Oregon Group Pushes For Barrier At ‘Suicide Bridge’

A group of Oregonians are pushing for the city of Portland to install suicide-prevention barriers on the Vista Bridge, known colloquially as “the Suicide Bridge.”

The group, Friends of the Vista Bridge, is led by Kenneth Kahn, an attorney, and his wife Bonnie, a life coach. The two share an office almost directly underneath the bridge, and Kenneth Kahn said he has heard the sound of bodies falling onto the pavement and discovered the remains of eight people who had jumped from the bridge.

“Just imagine a human being detonating,” Kahn said.

Just this year, the bridge was the scene of at least three suicides — one in January, one in May, and one just a week ago.
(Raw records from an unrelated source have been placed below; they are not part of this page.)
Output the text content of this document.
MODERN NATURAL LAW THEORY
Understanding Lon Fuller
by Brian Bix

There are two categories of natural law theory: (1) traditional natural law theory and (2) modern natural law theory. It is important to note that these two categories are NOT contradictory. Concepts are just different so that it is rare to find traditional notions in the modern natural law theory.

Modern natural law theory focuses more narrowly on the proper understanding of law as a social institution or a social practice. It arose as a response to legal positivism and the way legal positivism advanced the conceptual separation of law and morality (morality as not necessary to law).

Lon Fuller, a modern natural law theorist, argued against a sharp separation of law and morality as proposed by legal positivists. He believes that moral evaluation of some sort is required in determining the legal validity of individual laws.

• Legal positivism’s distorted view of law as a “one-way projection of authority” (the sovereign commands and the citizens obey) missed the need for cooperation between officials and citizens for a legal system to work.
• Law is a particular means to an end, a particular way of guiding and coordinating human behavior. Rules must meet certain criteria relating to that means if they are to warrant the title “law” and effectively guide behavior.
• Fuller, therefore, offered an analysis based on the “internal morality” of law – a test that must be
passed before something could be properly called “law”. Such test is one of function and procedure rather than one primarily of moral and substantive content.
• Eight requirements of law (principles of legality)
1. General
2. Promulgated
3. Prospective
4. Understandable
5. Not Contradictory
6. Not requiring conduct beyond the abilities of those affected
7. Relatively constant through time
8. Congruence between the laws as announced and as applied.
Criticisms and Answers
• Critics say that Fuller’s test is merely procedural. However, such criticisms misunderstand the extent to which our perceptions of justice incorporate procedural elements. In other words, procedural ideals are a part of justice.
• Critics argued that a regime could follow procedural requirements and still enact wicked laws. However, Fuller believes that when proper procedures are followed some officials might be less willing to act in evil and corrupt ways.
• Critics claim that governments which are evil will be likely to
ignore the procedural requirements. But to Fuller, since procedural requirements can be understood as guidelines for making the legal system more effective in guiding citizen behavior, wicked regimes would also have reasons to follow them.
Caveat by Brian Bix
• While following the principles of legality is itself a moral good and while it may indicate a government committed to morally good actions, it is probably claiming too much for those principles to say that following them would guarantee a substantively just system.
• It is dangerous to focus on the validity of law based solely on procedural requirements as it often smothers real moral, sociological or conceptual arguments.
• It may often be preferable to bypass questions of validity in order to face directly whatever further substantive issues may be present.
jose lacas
Sadly, tragedies at the bridge — from which the opening scene of the IFC series Portlandia is shot –have come to be expected by city residents.

While city leaders are open to the idea of erecting barriers on the Suicide Bridge — which the Friends of the Vista Bridge say will make someone think twice before they try to jump — it is projected to cost $2.5 million to put architecturally appropriate barriers on the bridge, which is listed in the National Register of Historic Places. With Portland facing a $20 million budget shortfall, the city may seek a federal grant in order to install the barriers.

“We certainly think of it as a high priority,” City Commissioner Steve Novick said. “But there’s a whole mess of competing priorities and not much money.”

Some argue that those who wish to commit suicide will find another way to kill themselves. In a city known as “Bridgetown,” not only are there numerous bridges, but people have also leapt to their deaths from the roofs of hotels, and the eighth floor of a homeless shelter. However, in the past decade alone, at least 17 people have committed suicide at the Vista Bridge.

There are studies to support the claim that installing barriers will reduce the number of suicides committed at the bridge. When a fence was installed at the Duke Ellington Bridge in Washington, D.C., the number of suicides dropped from an average of four a year to just one in the subsequent five years. After a $5.5 million barrier was constructed at Toronto’s Bloor Street Viaduct, suicides ceased completely.

Do you think Portland should install a suicide-prevention barrier at the “Suicide Bridge?”